On Monday, the USD/JPY traded with mild gains above 149.50, mainly driven by the JPY’s weakness. Likewise, the Greenback is performing poorly against its rivals as its DXY index consolidates last week’s gains after rising above 106.00.
Retail Sales figures from the US for September will provide markets with additional data on the US economy to continue placing their bets on the Federal Reserve's (Fed) future decisions. In the meantime, according to the World Interest Rates Probabilities (WIRP), tightening expectations are low, mainly driven by the Fed’s doves, which refrained from committing to another rate hike in last week's Fed meeting minutes, but the US is still not showing signs of cooling down which would push the Fed to hike one more time in this tightening cycle.
Comments from Thomas Harker were interpreted as dovish on Monday after he reiterated that the Fed is “likely” done with rate hikes.

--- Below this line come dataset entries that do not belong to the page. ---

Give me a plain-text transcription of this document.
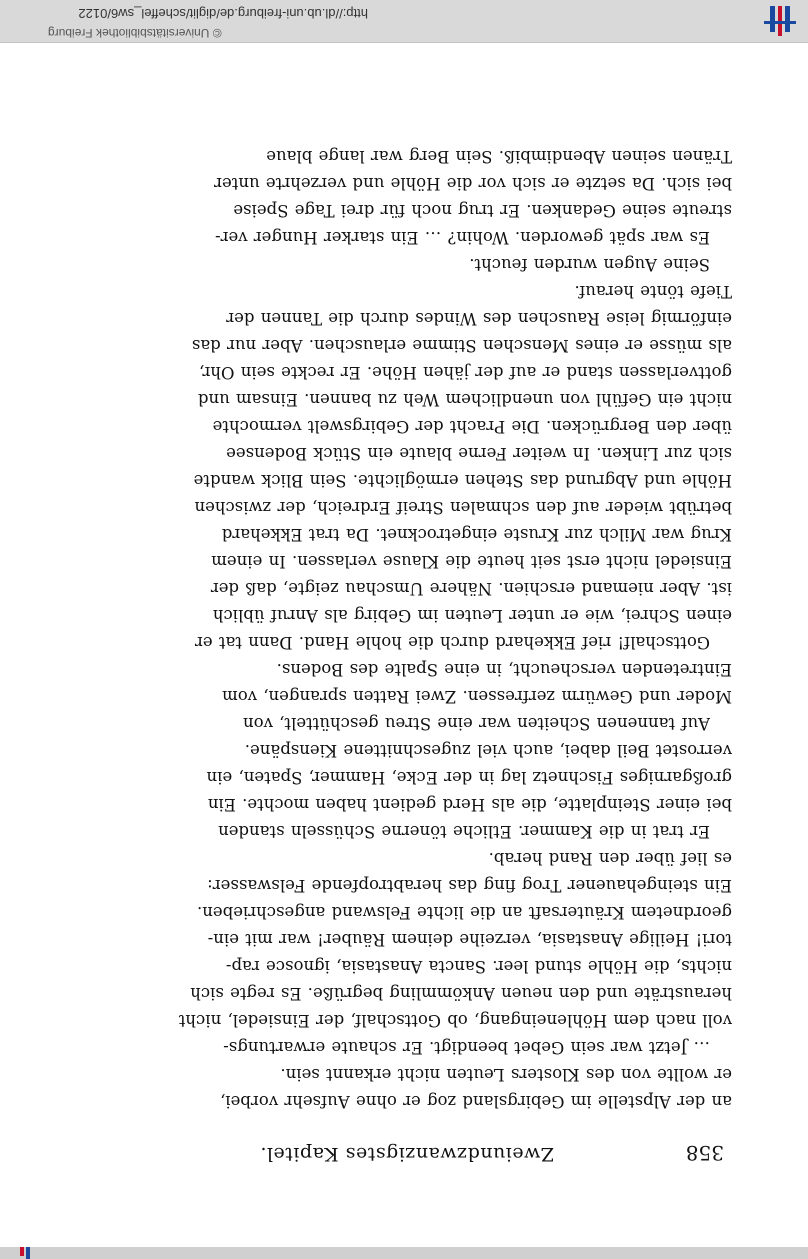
358
Zweiundzwanzigstes Kapitel.

an der Alpstelle im Gebirgsland zog er ohne Aufsehr vorbei,
er wollte von des Klosters Leuten nicht erkannt sein.

… Jetzt war sein Gebet beendigt. Er schaute erwartungs-
voll nach dem Höhleneingang, ob Gottschalf, der Einsiedel, nicht
herausträte und den neuen Ankömmling begrüße. Es regte sich
nichts, die Höhle stund leer. Sancta Anastasia, ignosce rap-
tori! Heilige Anastasia, verzeihe deinem Räuber! war mit ein-
geordnetem Kräutersaft an die lichte Felswand angeschrieben.
Ein steingehauener Trog fing das herabtropfende Felswasser:
es lief über den Rand herab.

Er trat in die Kammer. Etliche tönerne Schüsseln standen
bei einer Steinplatte, die als Herd gedient haben mochte. Ein
großgarniges Fischnetz lag in der Ecke, Hammer, Spaten, ein
verrostet Beil dabei, auch viel zugeschnittene Kienspäne.

Auf tannenen Scheiten war eine Streu geschüttelt, von
Moder und Gewürm zerfressen. Zwei Ratten sprangen, vom
Eintretenden verscheucht, in eine Spalte des Bodens.

Gottschalf! rief Ekkehard durch die hohle Hand. Dann tat er
einen Schrei, wie er unter Leuten im Gebirg als Anruf üblich
ist. Aber niemand erschien. Nähere Umschau zeigte, daß der
Einsiedel nicht erst seit heute die Klause verlassen. In einem
Krug war Milch zur Kruste eingetrocknet. Da trat Ekkehard
betrübt wieder auf den schmalen Streif Erdreich, der zwischen
Höhle und Abgrund das Stehen ermöglichte. Sein Blick wandte
sich zur Linken. In weiter Ferne blaute ein Stück Bodensee
über den Bergrücken. Die Pracht der Gebirgswelt vermochte
nicht ein Gefühl von unendlichem Weh zu bannen. Einsam und
gottverlassen stand er auf der jähen Höhe. Er reckte sein Ohr,
als müsse er eines Menschen Stimme erlauschen. Aber nur das
einförmig leise Rauschen des Windes durch die Tannen der
Tiefe tönte herauf.

Seine Augen wurden feucht.

Es war spät geworden. Wohin? … Ein starker Hunger ver-
streute seine Gedanken. Er trug noch für drei Tage Speise
bei sich. Da setzte er sich vor die Höhle und verzehrte unter
Tränen seinen Abendimbiß. Sein Berg war lange blaue

© Universitätsbibliothek Freiburg
http://dl.ub.uni-freiburg.de/diglit/scheffel_sw6/0122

Several other officials will be on the wires on Tuesday and Wednesday, including Michelle Bowman, Christopher Waller, and John Williams, and dovish comments may add selling pressure to the green currency.

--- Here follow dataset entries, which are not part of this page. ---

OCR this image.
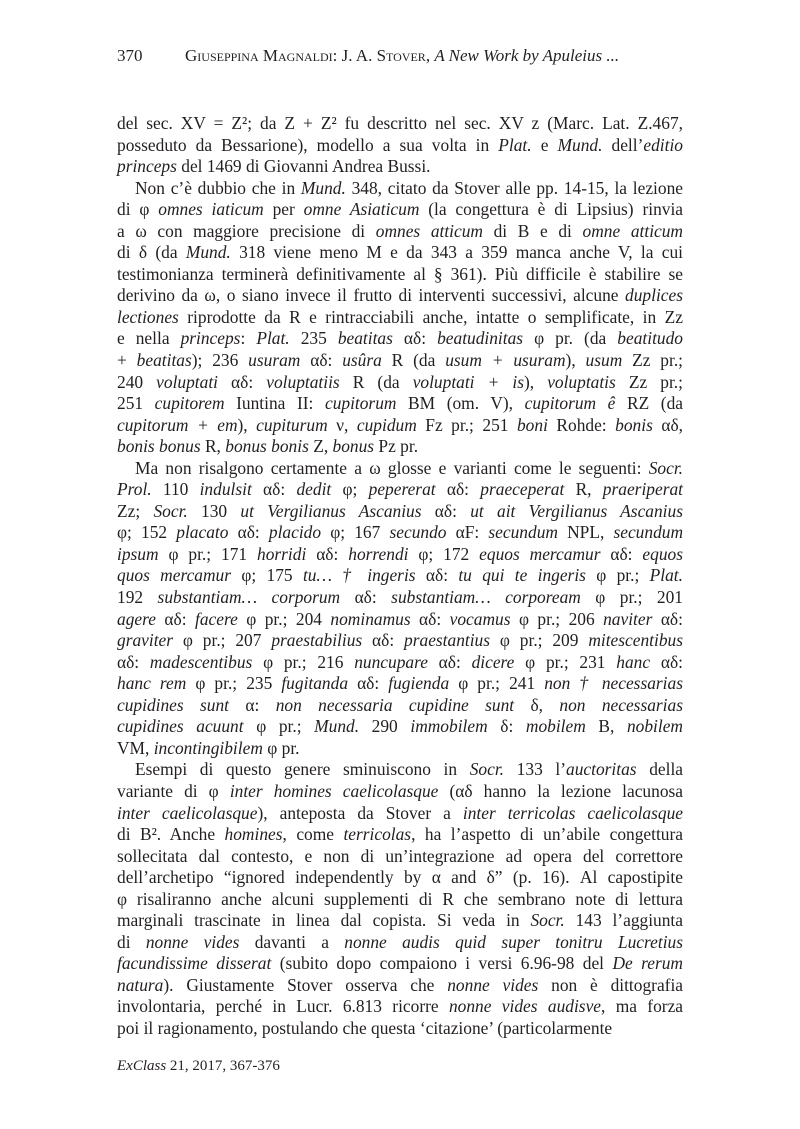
370	Giuseppina Magnaldi: J. A. Stover, A New Work by Apuleius ...
del sec. XV = Z²; da Z + Z² fu descritto nel sec. XV z (Marc. Lat. Z.467,
posseduto da Bessarione), modello a sua volta in Plat. e Mund. dell’editio
princeps del 1469 di Giovanni Andrea Bussi.
Non c’è dubbio che in Mund. 348, citato da Stover alle pp. 14-15, la lezione
di φ omnes iaticum per omne Asiaticum (la congettura è di Lipsius) rinvia
a ω con maggiore precisione di omnes atticum di B e di omne atticum
di δ (da Mund. 318 viene meno M e da 343 a 359 manca anche V, la cui
testimonianza terminerà definitivamente al § 361). Più difficile è stabilire se
derivino da ω, o siano invece il frutto di interventi successivi, alcune duplices
lectiones riprodotte da R e rintracciabili anche, intatte o semplificate, in Zz
e nella princeps: Plat. 235 beatitas αδ: beatudinitas φ pr. (da beatitudo
+ beatitas); 236 usuram αδ: usûra R (da usum + usuram), usum Zz pr.;
240 voluptati αδ: voluptatiis R (da voluptati + is), voluptatis Zz pr.;
251 cupitorem Iuntina II: cupitorum BM (om. V), cupitorum ê RZ (da
cupitorum + em), cupiturum ν, cupidum Fz pr.; 251 boni Rohde: bonis αδ,
bonis bonus R, bonus bonis Z, bonus Pz pr.
Ma non risalgono certamente a ω glosse e varianti come le seguenti: Socr.
Prol. 110 indulsit αδ: dedit φ; pepererat αδ: praeceperat R, praeriperat
Zz; Socr. 130 ut Vergilianus Ascanius αδ: ut ait Vergilianus Ascanius
φ; 152 placato αδ: placido φ; 167 secundo αF: secundum NPL, secundum
ipsum φ pr.; 171 horridi αδ: horrendi φ; 172 equos mercamur αδ: equos
quos mercamur φ; 175 tu… † ingeris αδ: tu qui te ingeris φ pr.; Plat.
192 substantiam… corporum αδ: substantiam… corpoream φ pr.; 201
agere αδ: facere φ pr.; 204 nominamus αδ: vocamus φ pr.; 206 naviter αδ:
graviter φ pr.; 207 praestabilius αδ: praestantius φ pr.; 209 mitescentibus
αδ: madescentibus φ pr.; 216 nuncupare αδ: dicere φ pr.; 231 hanc αδ:
hanc rem φ pr.; 235 fugitanda αδ: fugienda φ pr.; 241 non † necessarias
cupidines sunt α: non necessaria cupidine sunt δ, non necessarias
cupidines acuunt φ pr.; Mund. 290 immobilem δ: mobilem B, nobilem
VM, incontingibilem φ pr.
Esempi di questo genere sminuiscono in Socr. 133 l’auctoritas della
variante di φ inter homines caelicolasque (αδ hanno la lezione lacunosa
inter caelicolasque), anteposta da Stover a inter terricolas caelicolasque
di B². Anche homines, come terricolas, ha l’aspetto di un’abile congettura
sollecitata dal contesto, e non di un’integrazione ad opera del correttore
dell’archetipo “ignored independently by α and δ” (p. 16). Al capostipite
φ risaliranno anche alcuni supplementi di R che sembrano note di lettura
marginali trascinate in linea dal copista. Si veda in Socr. 143 l’aggiunta
di nonne vides davanti a nonne audis quid super tonitru Lucretius
facundissime disserat (subito dopo compaiono i versi 6.96-98 del De rerum
natura). Giustamente Stover osserva che nonne vides non è dittografia
involontaria, perché in Lucr. 6.813 ricorre nonne vides audisve, ma forza
poi il ragionamento, postulando che questa ‘citazione’ (particolarmente
ExClass 21, 2017, 367-376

The Bank of Japan (BoJ) is attached to its dovish stance, and markets are pricing in a liftoff in 2024, so monetary policy divergences between its peers leave the JPY vulnerable. On the positive side, investors are expecting the bank to intervene to stop the depreciation of the Yen, which could limit the potential of the upward movements of the pair.

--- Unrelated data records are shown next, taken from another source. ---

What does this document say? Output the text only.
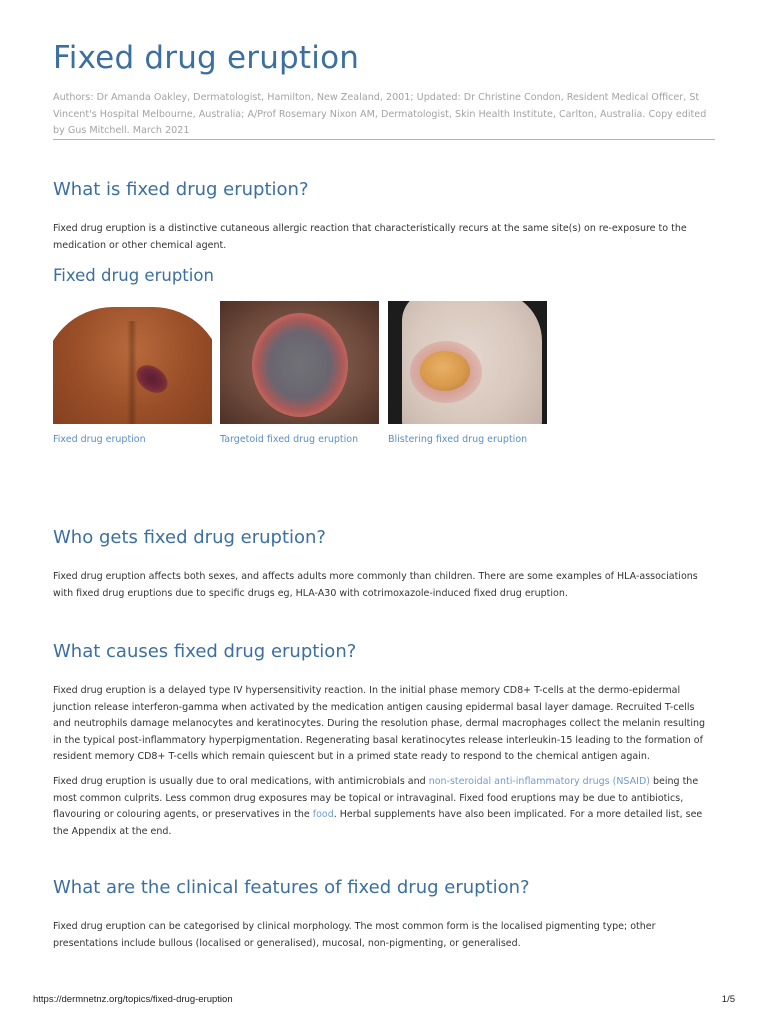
Fixed drug eruption
Authors: Dr Amanda Oakley, Dermatologist, Hamilton, New Zealand, 2001; Updated: Dr Christine Condon, Resident Medical Officer, St Vincent's Hospital Melbourne, Australia; A/Prof Rosemary Nixon AM, Dermatologist, Skin Health Institute, Carlton, Australia. Copy edited by Gus Mitchell. March 2021
What is fixed drug eruption?

Fixed drug eruption is a distinctive cutaneous allergic reaction that characteristically recurs at the same site(s) on re-exposure to the medication or other chemical agent.

Fixed drug eruption
Fixed drug eruption	Targetoid fixed drug eruption	Blistering fixed drug eruption
Who gets fixed drug eruption?

Fixed drug eruption affects both sexes, and affects adults more commonly than children. There are some examples of HLA-associations with fixed drug eruptions due to specific drugs eg, HLA-A30 with cotrimoxazole-induced fixed drug eruption.

What causes fixed drug eruption?

Fixed drug eruption is a delayed type IV hypersensitivity reaction. In the initial phase memory CD8+ T-cells at the dermo-epidermal junction release interferon-gamma when activated by the medication antigen causing epidermal basal layer damage. Recruited T-cells and neutrophils damage melanocytes and keratinocytes. During the resolution phase, dermal macrophages collect the melanin resulting in the typical post-inflammatory hyperpigmentation. Regenerating basal keratinocytes release interleukin-15 leading to the formation of resident memory CD8+ T-cells which remain quiescent but in a primed state ready to respond to the chemical antigen again.

Fixed drug eruption is usually due to oral medications, with antimicrobials and non-steroidal anti-inflammatory drugs (NSAID) being the most common culprits. Less common drug exposures may be topical or intravaginal. Fixed food eruptions may be due to antibiotics, flavouring or colouring agents, or preservatives in the food. Herbal supplements have also been implicated. For a more detailed list, see the Appendix at the end.

What are the clinical features of fixed drug eruption?

Fixed drug eruption can be categorised by clinical morphology. The most common form is the localised pigmenting type; other presentations include bullous (localised or generalised), mucosal, non-pigmenting, or generalised.

https://dermnetnz.org/topics/fixed-drug-eruption	1/5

The USD/JPY suggests a neutral to bearish technical outlook in the short-term as bullish momentum wanes. The Relative Strength Index (RSI) has turned flat above its midline, while the Moving Average Convergence (MACD) displays stagnant red bars. The pair is still above the 20,100,200-day Simple Moving Averages (SMA), however, highlighting the continued dominance of bulls on the broader scale.
Support levels: 149.00 (20-day SMA), 148.00, 147.30.
Resistance levels: 150.00, 150.50, 151.00.